Scientific Research Team from Nankai University Has Made Progress in Artificial Blood Vessel Research



Recently, Professor Kong Deling’s team from College of Life Sciences and the State Key Laboratory of Medicinal Chemical Biology of Nankai University published a research paper entitled Mechanically reinforced biotubes for arterial replacement and arteriovenous grafting inspired by architectural engineering in Science Advances online. Inspired by tunnel construction engineering, this research has constructed in vivo engineered artificial blood vessels reinforced by a polymer fiber skeleton, which displayed good patency and regeneration in the experiment of vascular transplantation in large animals.


Inspired by tunnel construction engineering, the team prepared the mechanically reinforced biotubes by creatively combining the polymer melt spinning technology and in vivo engineering technology, namely polycaprolactone (PCL) fiber skeleton reinforced biotubes (PB) (Fig. 1). The polymer fiber skeleton prepared with the melt spinning technology can provide good mechanical support like steel bars. Cells and extracellular matrix (ECM) from the host are filled in the skeleton like concrete, thus providing a good regenerative microenvironment.


The excellent mechanical properties of PB are also shown in the fact that its original appearance and structure can be maintained after common operations such as coiling, folding, twisting and clamping. In addition, PB can also be individualized in rabbits, dogs and sheep to meet the demands of vascular transplantation in different sites and shapes (Fig. 2).


In the research, the team first studied the structure-activity relationship among skeleton structures, vascular mechanics and vascular regeneration systematically through in vitro mechanical tests and abdominal aorta transplantation in rats, and determined the optimal structure of polymer fiber skeleton. The team made a long-term transplantation of canine carotid artery in large animals with the optimal PB (Fig.3) taking the imported ePTFE vascular products as the control group. Although both blood vessels maintained 100% patency rate 7 months after transplantation, PB blood vessels were significantly better than ePTFE blood vessels in terms of endothelialization, smooth muscle regeneration, ECM remodeling and vascular compliance. More importantly, PB blood vessels can have a contraction and diastolic response to the stimulation of acetylcholine and adrenaline 7 months after transplantation, revealing that PB has become “living blood vessels” in large animals. However, ePTFE blood vessels didn’t reveal endothelialization or any systolic and diastolic functions.

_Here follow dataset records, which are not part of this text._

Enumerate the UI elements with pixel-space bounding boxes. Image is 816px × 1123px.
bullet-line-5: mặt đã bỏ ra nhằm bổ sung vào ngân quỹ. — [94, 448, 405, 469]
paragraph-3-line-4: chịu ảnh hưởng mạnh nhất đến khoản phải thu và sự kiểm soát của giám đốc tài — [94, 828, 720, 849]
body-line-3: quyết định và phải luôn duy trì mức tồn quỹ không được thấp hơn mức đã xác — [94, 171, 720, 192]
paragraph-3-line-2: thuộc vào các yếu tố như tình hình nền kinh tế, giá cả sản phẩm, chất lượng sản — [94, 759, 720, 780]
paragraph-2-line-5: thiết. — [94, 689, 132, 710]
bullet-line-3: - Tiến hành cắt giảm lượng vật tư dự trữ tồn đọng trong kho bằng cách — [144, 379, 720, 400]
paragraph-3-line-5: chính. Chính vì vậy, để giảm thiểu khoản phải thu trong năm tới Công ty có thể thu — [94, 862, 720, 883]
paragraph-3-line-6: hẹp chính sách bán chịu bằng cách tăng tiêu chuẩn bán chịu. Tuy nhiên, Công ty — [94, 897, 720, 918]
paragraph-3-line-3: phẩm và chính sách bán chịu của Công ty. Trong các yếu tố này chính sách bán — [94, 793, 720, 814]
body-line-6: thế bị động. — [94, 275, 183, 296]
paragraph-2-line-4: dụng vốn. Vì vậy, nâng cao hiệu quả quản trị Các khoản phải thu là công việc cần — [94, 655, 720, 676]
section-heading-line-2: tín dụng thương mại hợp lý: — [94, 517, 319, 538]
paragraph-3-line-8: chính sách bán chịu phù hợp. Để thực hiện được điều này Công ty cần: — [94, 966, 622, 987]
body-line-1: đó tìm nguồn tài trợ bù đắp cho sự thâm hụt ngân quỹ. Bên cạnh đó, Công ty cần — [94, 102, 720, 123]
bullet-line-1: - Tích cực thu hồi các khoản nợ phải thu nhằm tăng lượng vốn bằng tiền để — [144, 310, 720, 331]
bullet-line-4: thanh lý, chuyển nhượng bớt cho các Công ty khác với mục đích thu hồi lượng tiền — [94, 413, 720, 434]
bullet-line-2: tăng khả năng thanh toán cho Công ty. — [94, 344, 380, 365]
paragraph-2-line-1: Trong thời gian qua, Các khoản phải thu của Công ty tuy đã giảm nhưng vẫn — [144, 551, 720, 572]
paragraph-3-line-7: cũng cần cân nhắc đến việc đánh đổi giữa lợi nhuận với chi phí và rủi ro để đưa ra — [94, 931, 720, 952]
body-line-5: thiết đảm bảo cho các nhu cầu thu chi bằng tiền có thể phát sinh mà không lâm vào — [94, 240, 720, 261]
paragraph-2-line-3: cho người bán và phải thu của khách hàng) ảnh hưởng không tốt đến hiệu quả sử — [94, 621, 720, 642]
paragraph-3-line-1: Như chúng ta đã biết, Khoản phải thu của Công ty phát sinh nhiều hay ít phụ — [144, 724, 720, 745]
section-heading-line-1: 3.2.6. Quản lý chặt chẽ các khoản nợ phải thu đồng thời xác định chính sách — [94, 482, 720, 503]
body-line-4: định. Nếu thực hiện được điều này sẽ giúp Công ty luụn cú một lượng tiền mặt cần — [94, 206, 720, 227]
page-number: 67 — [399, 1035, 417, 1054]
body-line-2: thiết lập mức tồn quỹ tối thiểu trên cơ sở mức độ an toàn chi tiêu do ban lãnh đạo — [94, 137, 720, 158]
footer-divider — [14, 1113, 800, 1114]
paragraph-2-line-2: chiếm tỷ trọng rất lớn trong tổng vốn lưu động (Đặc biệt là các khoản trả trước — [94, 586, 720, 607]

To verify the safety and efficacy of PB in vascular access for hemodialysis, the team used the sheep arteriovenous gastrostomy (AVG) model (Fig. 4). The experimental results showed the good puncture closure performance of PB, which can realize immediate puncture after implantation. In the three-month experiment, PB has realized good vessel regeneration as well as effective integration with subcutaneous tissues, without the common infection in vascular dialysis.

To sum up, the polymer fiber skeleton reinforced biotubes prepared by the team revealed good patency, regeneration, functionality and puncture resistance in the animal experiments of vascular transplantation. In the long-term canine transplantation experiments, the regenerated vascular tissues displayed the physiologic functions similar to the natural arteries. This study has provided an effective means for fixing the problem of insufficient mechanical properties of in vivo engineered blood vessels and thus created an excellent small-diameter engineering blood vessels. Based on such technology, the team is under the transformation of scientific research achievements, with the expectation of new products to fill the gaps at home and abroad.

Professor Kong Deling, associate researcher Wang Kai and researcher Zhu Meifeng from College of Life Sciences and the State Key Laboratory of Medicinal Chemical Biology of Nankai University are the co-corresponding authors of the paper, and postdoctor Zhi Dengke of Nankai University is the first author. This research has been supported by the National Natural Science Foundation of China, and the Chinese invention patent applied based on the core technology in the study has been authorized.